DeHaat has raised $60 million in a Series E funding round co-led by existing investors Singapore’s Temasek Holdings and Belgium’s Sofina Ventures as it seeks to add more farmers on its agritech platform and broaden its service offerings.

Other existing investors RTP Global Partners, Prosus Ventures and Lightrock India, also took part in the round.

The latest round—DeHaat’s third fundraising in the past two years—valued the startup at $700-$800 million, co-founder and chief executive Shashank Kumar said in an interview. Dexter Capital and Vertices Partners were the advisers to DeHaat.

Prior to this round, the company raised $115 million in a Series D round led by Sofina and Lightrock India in October 2021. Temasek co-invested in the round with participation from existing investors, including Prosus, RTP Global, Sequoia Capital India and Dutch development bank FMO.

The company has still to utilize about 70% of the last fundraising, Kumar said.

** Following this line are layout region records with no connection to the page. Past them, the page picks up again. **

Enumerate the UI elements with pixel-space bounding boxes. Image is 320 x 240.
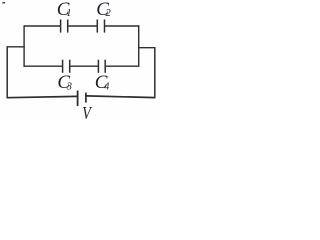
wire top branch right segment — [105, 25, 139, 27]
label C1 — [57, 0, 72, 20]
battery V long plate — [77, 91, 79, 107]
capacitor C1 — [60, 20, 62, 33]
label C4 — [95, 72, 109, 93]
wire right junction vertical — [138, 25, 140, 67]
wire left junction vertical — [23, 25, 25, 67]
battery V short plate — [85, 93, 87, 103]
label C3 — [57, 72, 72, 93]
capacitor C4 — [97, 60, 99, 73]
corner artifact mark — [2, 2, 5, 4]
svg-text:1: 1 — [66, 8, 71, 19]
svg-text:V: V — [82, 105, 93, 122]
wire middle branch left segment — [24, 65, 62, 67]
wire top branch left segment — [24, 25, 60, 27]
svg-text:4: 4 — [104, 82, 109, 93]
wire bottom right segment — [87, 96, 156, 98]
capacitor C3 — [62, 60, 64, 73]
wire left stub — [7, 46, 25, 48]
label C2 — [96, 0, 111, 20]
wire middle branch right segment — [106, 65, 139, 67]
label V — [82, 105, 93, 124]
wire bottom left segment — [7, 96, 77, 97]
wire top branch middle segment — [68, 25, 96, 27]
wire middle branch middle segment — [70, 65, 98, 67]
svg-text:3: 3 — [66, 82, 72, 93]
svg-text:2: 2 — [106, 8, 112, 19]
wire right stub — [139, 47, 155, 49]
wire left outer vertical — [6, 46, 8, 98]
wire right outer vertical — [154, 47, 156, 98]
capacitor C2 — [96, 20, 98, 33]
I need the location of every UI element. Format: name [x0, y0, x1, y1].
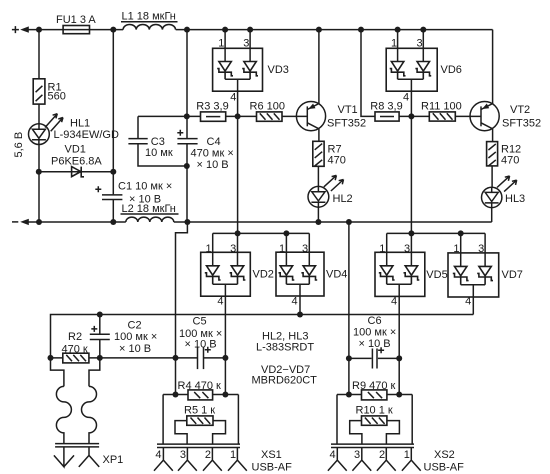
svg-text:470: 470: [501, 154, 519, 166]
resistor R5 1k: [175, 404, 226, 444]
dual schottky diode VD4: [276, 233, 347, 307]
svg-text:R6 100: R6 100: [250, 100, 285, 112]
svg-text:1: 1: [218, 38, 224, 50]
connector XS2 USB-AF: [328, 444, 464, 473]
terminal node minus (-) bottom-left: [12, 219, 29, 225]
inductor L1 18uH: [121, 11, 178, 30]
resistor R10 1k: [350, 404, 400, 444]
svg-text:1: 1: [404, 449, 410, 461]
capacitor C2 100uF polar: [90, 315, 157, 358]
svg-text:1: 1: [379, 243, 385, 255]
svg-text:R11 100: R11 100: [421, 100, 462, 112]
svg-text:C6: C6: [368, 315, 382, 327]
svg-text:470 мк ×: 470 мк ×: [191, 148, 234, 160]
wire rail to C1: [112, 30, 114, 195]
svg-text:L-934EW/GD: L-934EW/GD: [54, 129, 119, 141]
svg-text:4: 4: [391, 296, 397, 308]
dual schottky diode VD7: [448, 233, 523, 307]
svg-text:10 мк: 10 мк: [145, 147, 173, 159]
svg-text:4: 4: [292, 296, 298, 308]
wire rail to R1: [38, 30, 40, 79]
wire R7 to HL2: [317, 166, 319, 186]
wire XS1 outer frame: [163, 395, 238, 445]
svg-text:3: 3: [302, 243, 308, 255]
wire node VD2/VD4 feed row: [213, 230, 310, 236]
LED HL2: [308, 175, 353, 207]
svg-text:3: 3: [180, 449, 186, 461]
resistor R8 3,9: [370, 100, 402, 121]
dual schottky diode VD3: [213, 30, 289, 104]
svg-text:× 10 В: × 10 В: [197, 159, 229, 171]
svg-text:2: 2: [205, 449, 211, 461]
wire HL2 to minus rail: [317, 207, 319, 222]
wire C1 to minus rail: [112, 200, 114, 223]
svg-text:C1 10 мк ×: C1 10 мк ×: [118, 180, 172, 192]
svg-text:4: 4: [230, 91, 236, 103]
resistor R3 3,9: [196, 100, 228, 121]
note VD2-VD7 type: [252, 364, 318, 387]
wire VD2 pin4 column down: [224, 296, 226, 394]
LED HL1 L-934EW/GD: [29, 114, 119, 145]
wire node VD5/VD7 feed row: [387, 230, 485, 236]
svg-text:HL1: HL1: [70, 117, 90, 129]
svg-text:VT1: VT1: [338, 104, 358, 116]
dual schottky diode VD6: [386, 30, 462, 104]
svg-text:VD1: VD1: [65, 143, 86, 155]
svg-text:HL2: HL2: [333, 193, 353, 205]
wire minus rail step down to lower network: [176, 222, 188, 395]
svg-text:2: 2: [379, 449, 385, 461]
resistor R11 100: [421, 100, 462, 121]
svg-text:L1 18 мкГн: L1 18 мкГн: [122, 11, 176, 23]
wire VT2 collector to R12: [492, 129, 494, 142]
wire R8 to R11: [399, 113, 429, 119]
wire HL3 to minus rail: [491, 208, 493, 222]
svg-text:3: 3: [478, 243, 484, 255]
wire VT1 emitter to rail: [318, 30, 320, 104]
svg-text:3: 3: [404, 243, 410, 255]
svg-text:1: 1: [391, 38, 397, 50]
svg-text:100 мк ×: 100 мк ×: [353, 327, 396, 339]
svg-text:XP1: XP1: [103, 454, 124, 466]
svg-text:XS2: XS2: [434, 449, 455, 461]
capacitor C4 470uF polar: [177, 30, 233, 222]
svg-text:VD4: VD4: [326, 268, 347, 280]
resistor R1 560: [33, 79, 66, 104]
wire node R3/R6 row: [138, 113, 307, 119]
dual schottky diode VD2: [201, 233, 274, 307]
svg-text:C2: C2: [128, 320, 142, 332]
svg-text:R8 3,9: R8 3,9: [370, 100, 402, 112]
fuse FU1 3A: [56, 14, 96, 34]
svg-text:× 10 В: × 10 В: [119, 343, 151, 355]
svg-text:4: 4: [329, 449, 335, 461]
svg-text:4: 4: [403, 92, 409, 104]
resistor R7 470: [313, 141, 346, 166]
svg-text:3: 3: [354, 449, 360, 461]
svg-text:USB-AF: USB-AF: [424, 462, 465, 474]
svg-text:C3: C3: [151, 136, 165, 148]
svg-text:R4 470 к: R4 470 к: [178, 380, 222, 392]
svg-text:R10 1 к: R10 1 к: [356, 404, 393, 416]
svg-text:C4: C4: [207, 136, 221, 148]
dual schottky diode VD5: [375, 233, 448, 307]
svg-text:VD6: VD6: [441, 64, 462, 76]
svg-text:C5: C5: [193, 316, 207, 328]
wire output node row y=314.5: [51, 312, 474, 358]
inductor L2 18uH: [121, 203, 179, 222]
svg-text:4: 4: [155, 449, 161, 461]
note HL2, HL3 type: [256, 330, 314, 353]
svg-text:5,6 В: 5,6 В: [13, 132, 25, 158]
capacitor C1 10uF polar: [95, 180, 172, 205]
connector XP1 plug: [51, 358, 124, 467]
terminal node plus (+) top-left: [12, 26, 29, 33]
wire VD3 pin4 column down: [237, 91, 239, 233]
wire rail feed to R8: [361, 30, 375, 117]
connector XS1 USB-AF: [154, 444, 292, 473]
transistor VT2 SFT352: [470, 102, 541, 131]
svg-text:4: 4: [465, 296, 471, 308]
wire R12 to HL3: [491, 166, 493, 187]
wire node C2/C5 row y=357.9: [48, 355, 229, 361]
svg-text:1: 1: [453, 243, 459, 255]
svg-text:VD3: VD3: [268, 64, 289, 76]
svg-text:USB-AF: USB-AF: [252, 462, 293, 474]
svg-text:4: 4: [217, 296, 223, 308]
svg-text:FU1 3 A: FU1 3 A: [56, 14, 96, 26]
svg-text:1: 1: [230, 449, 236, 461]
svg-text:× 10 В: × 10 В: [185, 339, 217, 351]
resistor R9 470k: [337, 380, 412, 400]
svg-text:SFT352: SFT352: [327, 117, 366, 129]
wire VD7 pin4 down: [472, 297, 474, 315]
svg-text:100 мк ×: 100 мк ×: [114, 331, 157, 343]
svg-text:3: 3: [243, 38, 249, 50]
resistor R4 470k: [163, 380, 238, 400]
wire VD4 pin4 to output node: [299, 296, 301, 315]
svg-text:MBRD620CT: MBRD620CT: [252, 375, 318, 387]
diode VD1 P6KE6.8A: [51, 143, 102, 177]
svg-text:1: 1: [205, 243, 211, 255]
resistor R6 100: [250, 100, 285, 121]
svg-text:VD7: VD7: [502, 269, 523, 281]
svg-text:560: 560: [48, 91, 66, 103]
wire VD6 pin4 column down: [410, 91, 412, 233]
wire VT1 collector to R7: [318, 129, 320, 142]
LED HL3: [482, 176, 526, 208]
svg-text:3: 3: [230, 243, 236, 255]
wire HL1 down to minus rail: [36, 145, 42, 223]
svg-text:VT2: VT2: [510, 104, 530, 116]
svg-text:VD2: VD2: [253, 268, 274, 280]
svg-text:R3 3,9: R3 3,9: [196, 100, 228, 112]
wire R11 to VT2 base: [455, 115, 481, 117]
svg-text:470: 470: [328, 154, 346, 166]
wire VT2 emitter to rail corner: [492, 30, 494, 104]
wire R1 to HL1: [38, 104, 40, 124]
svg-text:XS1: XS1: [261, 449, 282, 461]
resistor R2 470k: [51, 331, 100, 363]
svg-text:R9 470 к: R9 470 к: [352, 380, 396, 392]
svg-text:P6KE6.8A: P6KE6.8A: [51, 155, 102, 167]
svg-text:VD5: VD5: [426, 269, 447, 281]
wire bottom minus rail: [26, 219, 492, 225]
capacitor C3 10uF: [128, 116, 189, 169]
svg-text:× 10 В: × 10 В: [359, 338, 391, 350]
svg-text:470 к: 470 к: [62, 343, 88, 355]
capacitor C5 100uF polar: [179, 316, 222, 370]
svg-text:1: 1: [279, 243, 285, 255]
wire top +5.6V rail: [26, 27, 493, 33]
svg-text:L-383SRDT: L-383SRDT: [256, 341, 314, 353]
svg-text:R5 1 к: R5 1 к: [184, 404, 215, 416]
wire XS2 outer frame: [337, 395, 412, 445]
resistor R12 470: [487, 142, 522, 167]
svg-text:R2: R2: [68, 331, 82, 343]
transistor VT1 SFT352: [296, 102, 366, 131]
svg-text:HL3: HL3: [505, 193, 525, 205]
wire rail to C6 column: [346, 222, 352, 398]
wire VD1 branch: [39, 169, 117, 175]
svg-text:L2 18 мкГн: L2 18 мкГн: [122, 203, 176, 215]
svg-text:3: 3: [416, 38, 422, 50]
capacitor C6 100uF polar: [349, 315, 402, 398]
svg-text:SFT352: SFT352: [502, 117, 541, 129]
wire VD5 pin4 column down: [398, 296, 400, 394]
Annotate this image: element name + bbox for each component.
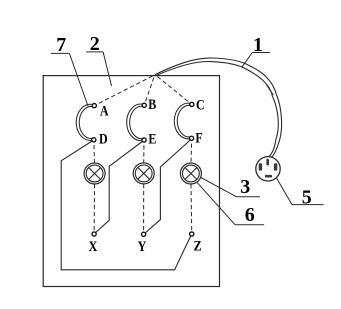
svg-text:6: 6 [245,204,255,226]
svg-text:D: D [99,130,108,147]
svg-text:F: F [195,129,202,146]
svg-text:B: B [148,96,156,113]
svg-text:E: E [148,130,156,147]
svg-text:C: C [196,96,205,113]
svg-text:5: 5 [302,187,312,209]
svg-text:X: X [89,238,98,255]
svg-text:Z: Z [194,237,202,254]
svg-text:Y: Y [138,238,147,255]
svg-text:1: 1 [253,34,263,56]
svg-text:2: 2 [90,33,100,55]
svg-text:A: A [100,102,109,119]
svg-text:3: 3 [240,176,250,198]
svg-text:7: 7 [56,34,66,56]
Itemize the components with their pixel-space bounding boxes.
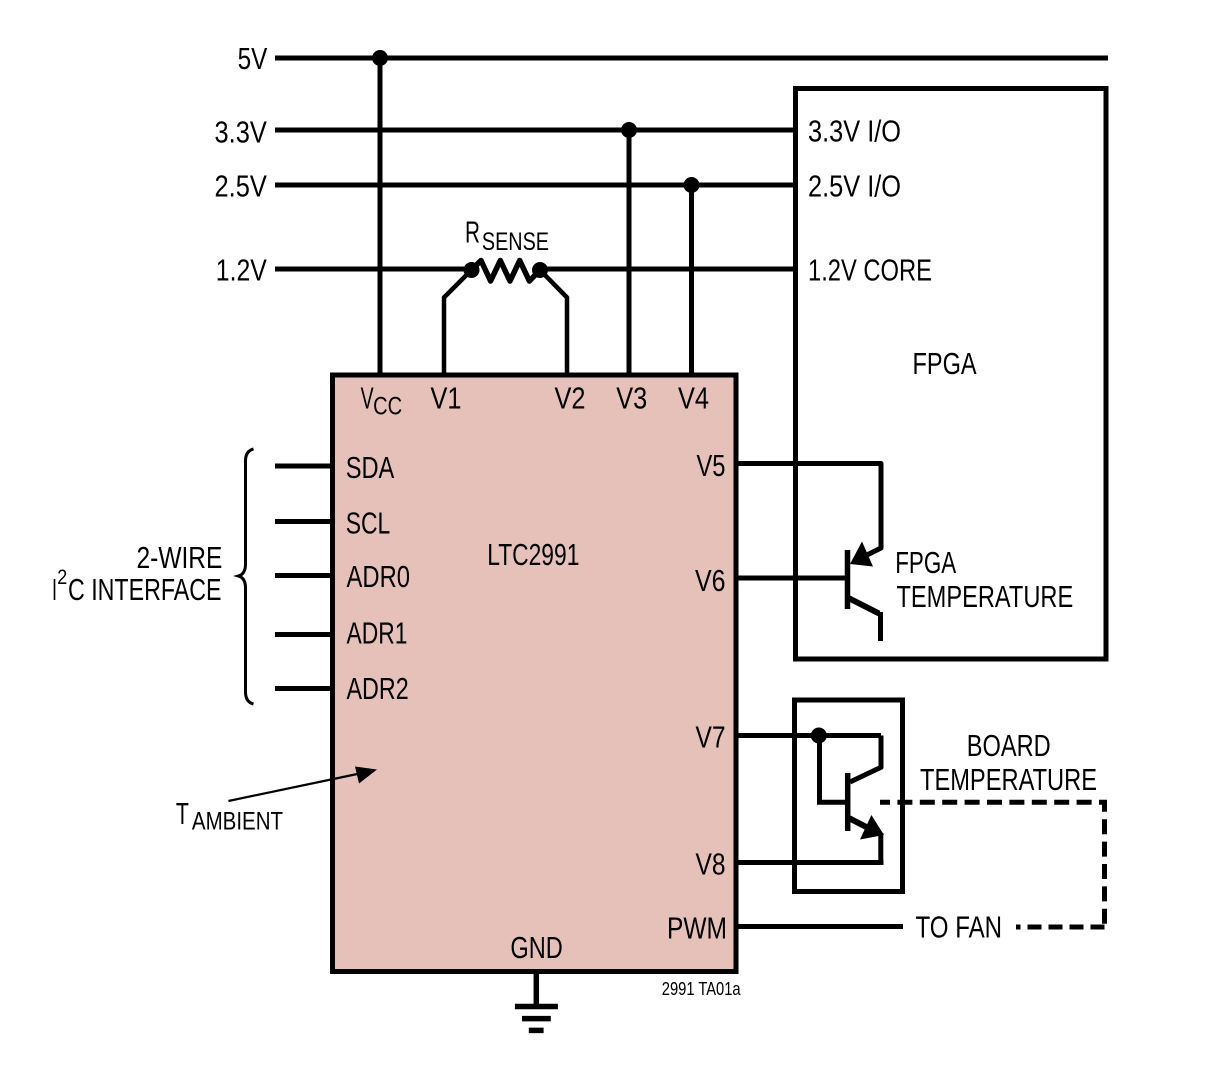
wire V2 sense lead: [540, 270, 567, 375]
svg-text:ADR1: ADR1: [347, 616, 408, 651]
svg-text:2.5V: 2.5V: [215, 169, 268, 204]
wire V1 sense lead: [444, 270, 472, 375]
svg-text:T: T: [176, 796, 189, 831]
svg-text:TEMPERATURE: TEMPERATURE: [920, 762, 1097, 797]
wire dashed fan control bottom: [1016, 925, 1105, 930]
svg-text:3.3V: 3.3V: [215, 114, 268, 149]
svg-text:V8: V8: [696, 847, 726, 882]
svg-text:V1: V1: [431, 381, 462, 416]
chip LTC2991 body: [333, 375, 737, 972]
svg-text:SDA: SDA: [346, 450, 395, 485]
resistor RSENSE: [472, 261, 541, 282]
wire SDA stub: [275, 464, 330, 469]
board temperature box: [795, 700, 903, 892]
node 2.5V junction: [684, 177, 700, 193]
svg-text:2-WIRE: 2-WIRE: [137, 540, 223, 575]
transistor Q1 FPGA sensor: [848, 542, 881, 642]
pin VCC label: [361, 381, 403, 421]
svg-text:1.2V: 1.2V: [216, 253, 267, 288]
svg-text:FPGA: FPGA: [895, 545, 956, 580]
wire 1.2V rail right: [543, 267, 795, 272]
wire 3.3V rail: [275, 128, 795, 133]
wire V8: [736, 860, 884, 865]
wire V5: [736, 464, 881, 557]
wire V6: [736, 576, 845, 581]
node RSENSE right: [532, 262, 548, 278]
wire ADR0 stub: [275, 573, 330, 578]
wire V3 vertical: [627, 130, 632, 375]
wire 2.5V rail: [275, 183, 795, 188]
svg-text:I: I: [52, 572, 57, 607]
svg-text:V: V: [361, 381, 374, 416]
arrow TAMBIENT pointer: [228, 767, 377, 802]
svg-text:TEMPERATURE: TEMPERATURE: [897, 579, 1074, 614]
svg-text:C INTERFACE: C INTERFACE: [68, 572, 222, 607]
svg-text:5V: 5V: [238, 41, 268, 76]
wire Q2 base lead: [820, 736, 846, 803]
svg-text:ADR2: ADR2: [347, 671, 409, 706]
node 5V junction: [372, 50, 388, 66]
label 2-WIRE I2C INTERFACE: [52, 540, 222, 607]
wire 5V rail: [275, 56, 1108, 61]
transistor Q2 board sensor: [848, 773, 884, 863]
svg-text:V4: V4: [678, 381, 709, 416]
svg-text:CC: CC: [373, 393, 402, 421]
svg-text:R: R: [465, 215, 480, 250]
wire V7: [736, 733, 881, 738]
svg-text:V5: V5: [697, 448, 726, 483]
svg-text:ADR0: ADR0: [347, 559, 411, 594]
svg-text:2991 TA01a: 2991 TA01a: [662, 979, 742, 999]
svg-text:V7: V7: [696, 720, 726, 755]
label BOARD TEMPERATURE: [920, 728, 1097, 797]
svg-text:LTC2991: LTC2991: [487, 537, 579, 572]
svg-text:SENSE: SENSE: [482, 228, 549, 256]
node V7 junction: [811, 728, 827, 744]
wire Q2 collector lead: [850, 736, 881, 783]
svg-text:2: 2: [57, 566, 67, 589]
svg-text:V2: V2: [555, 381, 586, 416]
brace I2C interface: [239, 449, 254, 704]
label RSENSE: [465, 215, 549, 256]
wire SCL stub: [275, 519, 330, 524]
svg-text:SCL: SCL: [346, 505, 391, 540]
svg-text:FPGA: FPGA: [913, 346, 977, 381]
wire 1.2V rail left: [275, 267, 468, 272]
FPGA box: [796, 89, 1107, 660]
svg-text:AMBIENT: AMBIENT: [192, 808, 283, 836]
svg-text:1.2V CORE: 1.2V CORE: [808, 253, 932, 288]
svg-text:TO FAN: TO FAN: [916, 910, 1003, 945]
svg-text:2.5V I/O: 2.5V I/O: [808, 169, 901, 204]
wire VCC vertical: [378, 58, 383, 375]
label FPGA TEMPERATURE: [895, 545, 1073, 614]
svg-text:V6: V6: [695, 563, 726, 598]
wire dashed fan control: [880, 802, 1105, 929]
svg-text:V3: V3: [616, 381, 647, 416]
svg-text:PWM: PWM: [667, 911, 727, 946]
ground: [515, 971, 558, 1030]
wire ADR2 stub: [275, 686, 330, 691]
wire V4 vertical: [689, 185, 694, 375]
svg-text:BOARD: BOARD: [967, 728, 1051, 763]
svg-text:3.3V I/O: 3.3V I/O: [808, 114, 901, 149]
node 3.3V junction: [621, 122, 637, 138]
node RSENSE left: [464, 262, 480, 278]
label TAMBIENT: [176, 796, 283, 836]
wire ADR1 stub: [275, 632, 330, 637]
wire PWM: [736, 924, 903, 929]
svg-text:GND: GND: [510, 930, 562, 965]
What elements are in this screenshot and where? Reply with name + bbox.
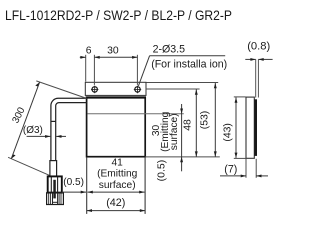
dim 42 line [87, 210, 145, 212]
svg-text:(53): (53) [200, 111, 211, 129]
svg-text:LFL-1012RD2-P / SW2-P / BL2-P: LFL-1012RD2-P / SW2-P / BL2-P / GR2-P [5, 8, 232, 23]
svg-text:41: 41 [112, 157, 124, 168]
dim 30 vertical outside arrows [181, 104, 183, 171]
svg-text:30: 30 [107, 46, 119, 57]
cable inner line [56, 103, 87, 161]
svg-text:48: 48 [183, 119, 194, 131]
svg-text:(42): (42) [106, 197, 125, 209]
dim 300 ext line bottom [8, 157, 50, 175]
svg-text:(0.5): (0.5) [155, 160, 167, 182]
label underline [150, 55, 226, 57]
dim 0.5 tail arrow [62, 191, 86, 193]
svg-text:(Ø3): (Ø3) [23, 125, 43, 136]
svg-text:surface): surface) [99, 180, 136, 191]
svg-text:(For installa ion): (For installa ion) [151, 59, 227, 71]
svg-text:6: 6 [86, 46, 92, 57]
body rectangle [87, 97, 146, 156]
connector slot bottom line [53, 201, 58, 203]
body top edge thick [86, 96, 146, 98]
side view emitting window [254, 99, 257, 156]
dim 0.8 ext lines [255, 59, 257, 97]
cable joint [51, 120, 56, 122]
connector center bar [53, 180, 56, 199]
leader to hole H2 [138, 56, 149, 86]
text 30 emitting surface rotated [151, 111, 180, 152]
mounting hole H1 [91, 86, 98, 94]
emitting surface top line + extension right [87, 113, 183, 115]
bottom ext line right [144, 157, 146, 214]
svg-text:(0.8): (0.8) [247, 41, 270, 53]
dim 300 ext line top [36, 81, 86, 99]
dia3 right arrow [56, 135, 66, 137]
svg-text:(43): (43) [223, 123, 234, 141]
top dim: ext lines [86, 55, 138, 85]
dim 43 vertical [235, 97, 237, 157]
connector body [48, 176, 62, 192]
dim 43 ext lines [234, 96, 246, 98]
dia3 left arrow [27, 135, 51, 137]
dim 300 line [11, 82, 39, 159]
svg-text:surface): surface) [169, 113, 180, 150]
dim 53 vertical [214, 83, 216, 157]
svg-text:(Emitting: (Emitting [97, 169, 138, 180]
dim 7 arrows [220, 175, 246, 177]
dim 6 tail arrow [80, 56, 86, 58]
side view body [246, 97, 254, 158]
svg-text:(7): (7) [224, 163, 237, 175]
bottom ext line left [86, 157, 88, 214]
svg-text:2-Ø3.5: 2-Ø3.5 [153, 43, 185, 55]
mounting hole H2 [134, 86, 141, 94]
connector ferrule [50, 161, 57, 177]
connector inner slot [50, 177, 52, 193]
right ext line 53 [146, 82, 218, 84]
dim 7 ext lines [245, 159, 247, 178]
connector crimp feet block [47, 193, 64, 205]
cable outer line [51, 98, 87, 160]
dim 48 vertical [195, 89, 197, 156]
flange plate [85, 82, 146, 95]
svg-text:(0.5): (0.5) [63, 177, 84, 188]
dim 41 line [88, 191, 145, 193]
dim 30 line [94, 56, 137, 58]
dim 0.8 arrows [245, 58, 255, 60]
right ext line 48 [146, 88, 200, 90]
right ext line bottom [145, 156, 220, 158]
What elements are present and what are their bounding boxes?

Operated by Green Agrevolution Pvt. Ltd, Patna and Gurugram-based DeHaat were founded in 2012 by Amrendra Singh, Shyam Sundar Singh, Adarsh Srivastav and Shashank Kumar. The platform offers end-to-end agricultural services to farmers, including distribution of farm inputs, personalized farm advisory, financial services such as lending and insurance, and market linkages for selling produce.

“At this point, we want to focus and double down on the existing geographies, offering new products and value-added services to farmers instead of entering newer markets,” Kumar said.

DeHaat, which began its journey from Bihar, is present in eastern, northern, central and western India. “In the next six to nine months, we don’t see us making inroads in south Indian states,” he said.

Meanwhile, DeHaat is looking to acquire more agritech startups to add more services to its offerings as well as expand geographically. It is in advance talks to buy a firm that will help it in category expansion. “The deal will be around $10 million, which would be larger than all previous M&As,” Kumar said without elaborating,

DeHaat has so far acquired six companies, with the two latest deals – YCook India Pvt. Ltd and FieldFresh Foods – aimed at tapping into the global economy for Indian farmers.

In FY22, the company posted a loss of Rs 164 crore on operating revenue of Rs 1,275 crore. It is targeting to double its revenue this financial year, Kumar said.

DeHaat is also aiming to turn Ebitda (earnings before interest, taxes, depreciation and amortization) profitable in the next 12 months. “The 60x growth of DeHaat in the last 40 months has laid a foundation for a clear path to profitability,” Kumar added.

The company has a last mile supply chain in more than 110,000 villages in 150 districts through 10,000 plus centres for last-mile delivery as well as aggregation.

The company claims to be serving more than 1.5 million farmers in the states of Bihar, Uttar Pradesh, Jharkhand, Maharashtra, Madhya Pradesh, Rajasthan, West Bengal, Odisha, Gujarat, Chhattisgarh and Haryana.

“We’re aiming to bring on board 2.5 million farmers by March 2023 and over 4 million by the end of FY24,” Kumar said.

DeHaat claims to have onboarded 2,000 plus agribusiness institutions so far, including input manufacturers, fast-moving consumer goods companies, banks, insurance partners and bulk output exporters.